El presidente Javier Milei, una vez más, aceptó públicamente la imposición de su amigo estadounidense Donald Trump, quien exigió sin medias tintas que la Argentina adhiera a la UPOV 91, una convención internacional más estricta en materia de defensa de la propiedad intelectual en semillas. Pero tiene un problema político importante: los productores argentinos, que por ahora también son sus “amigos”, rechazan de plano esa posibilidad, han hecho frente común y están dispuestos a acordar solo a una “actualización” de la ley de Semillas bastante parecida a la que estuvo a punto de lograrse en 2018, durante el gobierno de Cambiemos.
¿Ser o no ser? En esta discusión, como Hamlet, el gobierno libertario deberá surfear entre dos fuegos amigos. El condimento es que este tema, muy sensible tanto a los intereses de las grandes semilleras globales como a los del más humilde de los chacareros, debe sí o sí pasar por el Congreso Nacional, donde a Milei no le resultaría tan sencillo lograr las mayorías necesaria para imponer su voluntad sobre todo si tiene en contra a la Mesa de Enlace y otras entidades del agro, como los grupos CREA y Aapresid. De hecho, la adhesión nacional a UPOV 91 estaba incluida en la primera versión de la Ley Bases sancionada en 2024, pero debió ser excluida por esta misma razón.

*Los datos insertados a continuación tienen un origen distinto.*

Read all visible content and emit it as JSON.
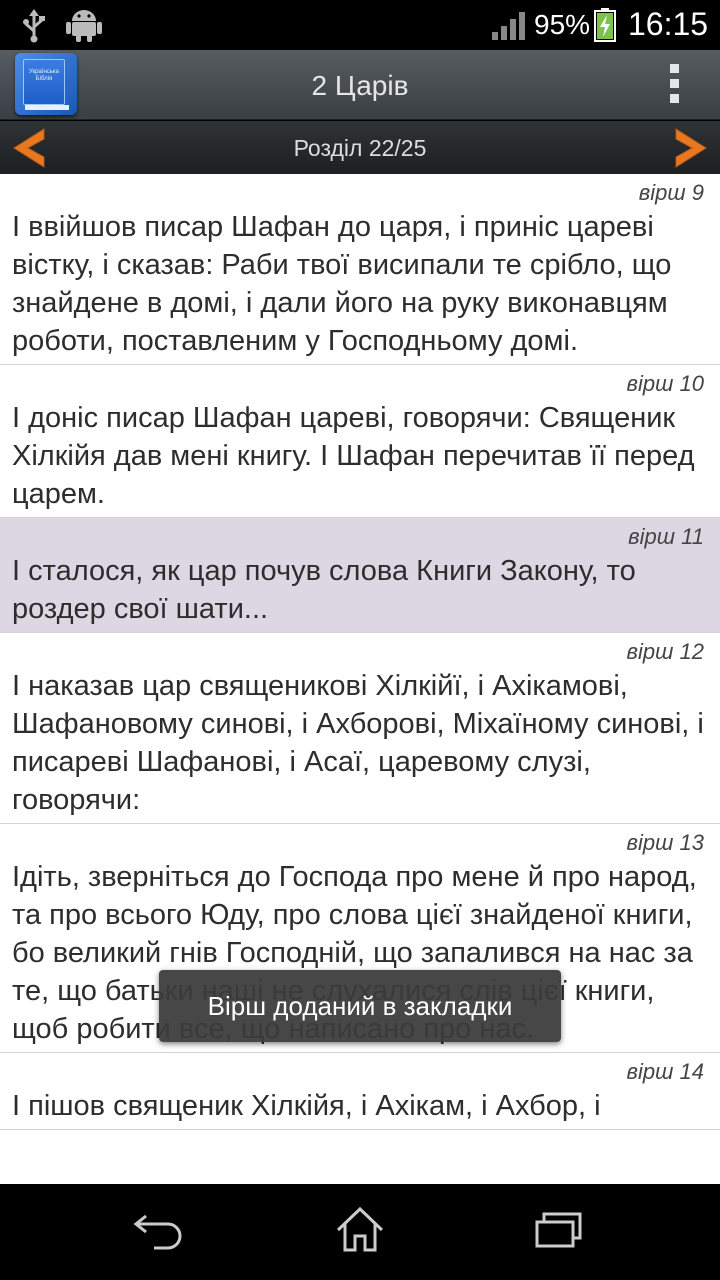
{
  "status_bar": {
    "battery_percent": "95%",
    "time": "16:15",
    "icons": [
      "usb-icon",
      "android-debug-icon",
      "signal-icon",
      "battery-charging-icon"
    ]
  },
  "action_bar": {
    "logo_text": "Українська Біблія",
    "title": "2 Царів",
    "menu_icon": "overflow-menu-icon"
  },
  "chapter_nav": {
    "label": "Розділ 22/25",
    "prev_icon": "chevron-left-icon",
    "next_icon": "chevron-right-icon",
    "accent_color": "#e87722"
  },
  "verses": [
    {
      "label": "вірш 9",
      "text": "І ввійшов писар Шафан до царя, і приніс цареві вістку, і сказав: Раби твої висипали те срібло, що знайдене в домі, і дали його на руку виконавцям роботи, поставленим у Господньому домі.",
      "highlighted": false
    },
    {
      "label": "вірш 10",
      "text": "І доніс писар Шафан цареві, говорячи: Священик Хілкійя дав мені книгу. І Шафан перечитав її перед царем.",
      "highlighted": false
    },
    {
      "label": "вірш 11",
      "text": "І сталося, як цар почув слова Книги Закону, то роздер свої шати...",
      "highlighted": true
    },
    {
      "label": "вірш 12",
      "text": "І наказав цар священикові Хілкійї, і Ахікамові, Шафановому синові, і Ахборові, Міхаїному синові, і писареві Шафанові, і Асаї, царевому слузі, говорячи:",
      "highlighted": false
    },
    {
      "label": "вірш 13",
      "text": "Ідіть, зверніться до Господа про мене й про народ, та про всього Юду, про слова цієї знайденої книги, бо великий гнів Господній, що запалився на нас за те, що батьки наші не слухалися слів цієї книги, щоб робити все, що написано про нас.",
      "highlighted": false
    },
    {
      "label": "вірш 14",
      "text": "І пішов священик Хілкійя, і Ахікам, і Ахбор, і",
      "highlighted": false
    }
  ],
  "toast": {
    "message": "Вірш доданий в закладки"
  },
  "nav_bar": {
    "icons": [
      "back-icon",
      "home-icon",
      "recents-icon"
    ]
  },
  "colors": {
    "highlight": "#ddd6e3",
    "accent": "#e87722"
  }
}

El escenario es el siguiente: Tomándose más atribuciones de las que les corresponde (porque es un asunto que merece un debate legislativo), el Poder Ejecutivo incluyó ahora la adhesión a UPOV 91 como otra concesióna la Casa Blanca en el acuerdo de libre comercio con Estados Unidos. El gobierno de ese país a su vez responde a presiones de firmas como Corteva o Bayer (que compró la norteamericana Monsanto en 2018). Por eso ahora el argumento oficial es que ese pacto correría peligro en caso de que el Congreso rechace dar ese aval.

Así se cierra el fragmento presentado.